In 1975, in collaboration with his friend Shibata Atsuko, Varble created the Piggy Bank Dress, which he wore (uninvited) to the opening gala for the legendary ‘Fashion as Fantasy’ show at the Rizzoli Bookstore. Playfully combining caricatures of genital imagery, the garment fused phallic and labial forms as a visual metaphor for the dual and fluid nature of gender, and also included satin breast-like pouches with long ties, which rained coins on the floor when pulled. Similarly, in 1976, as part of one of his most notorious disruptions, The Chemical Bank Protest, Varble’s costume combined condoms filled with cow’s blood for breasts (which he pierced when inside the bank) with a large toy jetfighter functioning as a codpiece. 

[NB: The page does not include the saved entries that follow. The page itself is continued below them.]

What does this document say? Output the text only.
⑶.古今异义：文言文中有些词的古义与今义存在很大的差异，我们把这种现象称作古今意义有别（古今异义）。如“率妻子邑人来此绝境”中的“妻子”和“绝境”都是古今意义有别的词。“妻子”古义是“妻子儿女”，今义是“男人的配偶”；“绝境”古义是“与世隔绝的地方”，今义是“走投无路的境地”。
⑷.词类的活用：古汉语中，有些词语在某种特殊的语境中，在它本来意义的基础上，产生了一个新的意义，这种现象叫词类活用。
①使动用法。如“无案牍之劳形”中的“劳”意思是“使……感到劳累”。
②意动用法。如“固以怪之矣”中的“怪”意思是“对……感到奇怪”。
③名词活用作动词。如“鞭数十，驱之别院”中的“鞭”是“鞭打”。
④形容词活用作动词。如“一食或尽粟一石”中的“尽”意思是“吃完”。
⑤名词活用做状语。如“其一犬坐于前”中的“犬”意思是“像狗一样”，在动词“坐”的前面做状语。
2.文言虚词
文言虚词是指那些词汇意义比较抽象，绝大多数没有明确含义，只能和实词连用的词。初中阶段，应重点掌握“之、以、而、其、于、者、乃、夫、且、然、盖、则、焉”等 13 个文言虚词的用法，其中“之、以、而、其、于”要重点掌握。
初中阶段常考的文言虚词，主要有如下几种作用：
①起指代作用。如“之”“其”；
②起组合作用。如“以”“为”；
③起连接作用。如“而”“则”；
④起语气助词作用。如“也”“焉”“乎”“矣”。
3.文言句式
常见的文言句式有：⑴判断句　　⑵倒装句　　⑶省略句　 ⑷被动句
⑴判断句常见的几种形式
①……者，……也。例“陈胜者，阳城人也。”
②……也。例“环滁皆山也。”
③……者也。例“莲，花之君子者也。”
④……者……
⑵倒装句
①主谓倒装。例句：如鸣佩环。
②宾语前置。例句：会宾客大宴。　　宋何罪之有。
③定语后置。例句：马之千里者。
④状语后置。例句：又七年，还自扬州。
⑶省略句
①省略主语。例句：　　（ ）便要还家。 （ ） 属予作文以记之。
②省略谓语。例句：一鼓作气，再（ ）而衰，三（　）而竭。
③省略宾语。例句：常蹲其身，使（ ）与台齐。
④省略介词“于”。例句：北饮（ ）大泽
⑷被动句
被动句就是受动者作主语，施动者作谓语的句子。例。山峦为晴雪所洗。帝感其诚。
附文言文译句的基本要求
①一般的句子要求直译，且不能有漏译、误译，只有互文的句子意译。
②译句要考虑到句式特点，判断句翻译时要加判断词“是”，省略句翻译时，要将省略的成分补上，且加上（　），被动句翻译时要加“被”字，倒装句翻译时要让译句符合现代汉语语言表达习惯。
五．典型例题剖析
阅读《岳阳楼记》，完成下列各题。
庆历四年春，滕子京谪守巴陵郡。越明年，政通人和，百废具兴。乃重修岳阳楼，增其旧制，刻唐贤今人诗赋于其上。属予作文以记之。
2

'The Gutter Art of Stephen Varble: Genderqueer Performance Art in the 1970s, photographs by Greg Day', 2019, installation view. Courtesy: The Horse Hospital, London 

In addition to the public performances, many of Day’s photographs also capture more private moments from behind-the-scenes. In ‘Stephen Varble Destroying his Blue and Green Corrugated Paper Dress for the Camera’, a series from October 1975, the artist is pictured dancing and shredding his ephemeral garment into pieces. While, in ‘Stephen Varble in the Suit of Armor’, from the same month, the medieval hauberk is reimagined as a 1960s shift dress, made from shiny, golden liquor boxes, carpet thread and six-pack beer holders. In April 1975, he crashed the opening reception for a Joseph Beuys exhibition at Ronald Feldman Gallery, donning a farthingale made from egg crates, tulle and elastic thread – a trashy twist on a Renaissance favourite. This deconstruction of fashion, occasionally through the fusion of gender signifiers or historical references, is a motif that runs throughout Varble’s inventive costumes.

From 1978, Varble devoted himself to Subud, an international spiritual movement that began in Indonesia in the 1920s. He stopped performing in public and turned his practice inwards, focusing on the unfinished film Journey to the Sun (1978–83), which narrates a spiritual journey toward enlightenment and transformation, and on a limited series of ‘video books’, which he had planned to distribute among his network of friends and collaborators. In his fantastical and detailed drawings from this period, Varble depicted himself as a composite being, often replacing his eyes with other faces: a representation of his multifarious selfhood. Moving away from the radical, eruptive performances of the 1970s, which functioned as a subversive form of consciousness-raising, Varble’s work from the 1980s was intended as an antidote for a world mired in capitalist materialism. While one wonders how he might respond to our current era of rising conservatism, his work is a reminder to resist the rampant commodification and increasing privatization of the arts. 

Philomena Epps is an editor and writer based in London.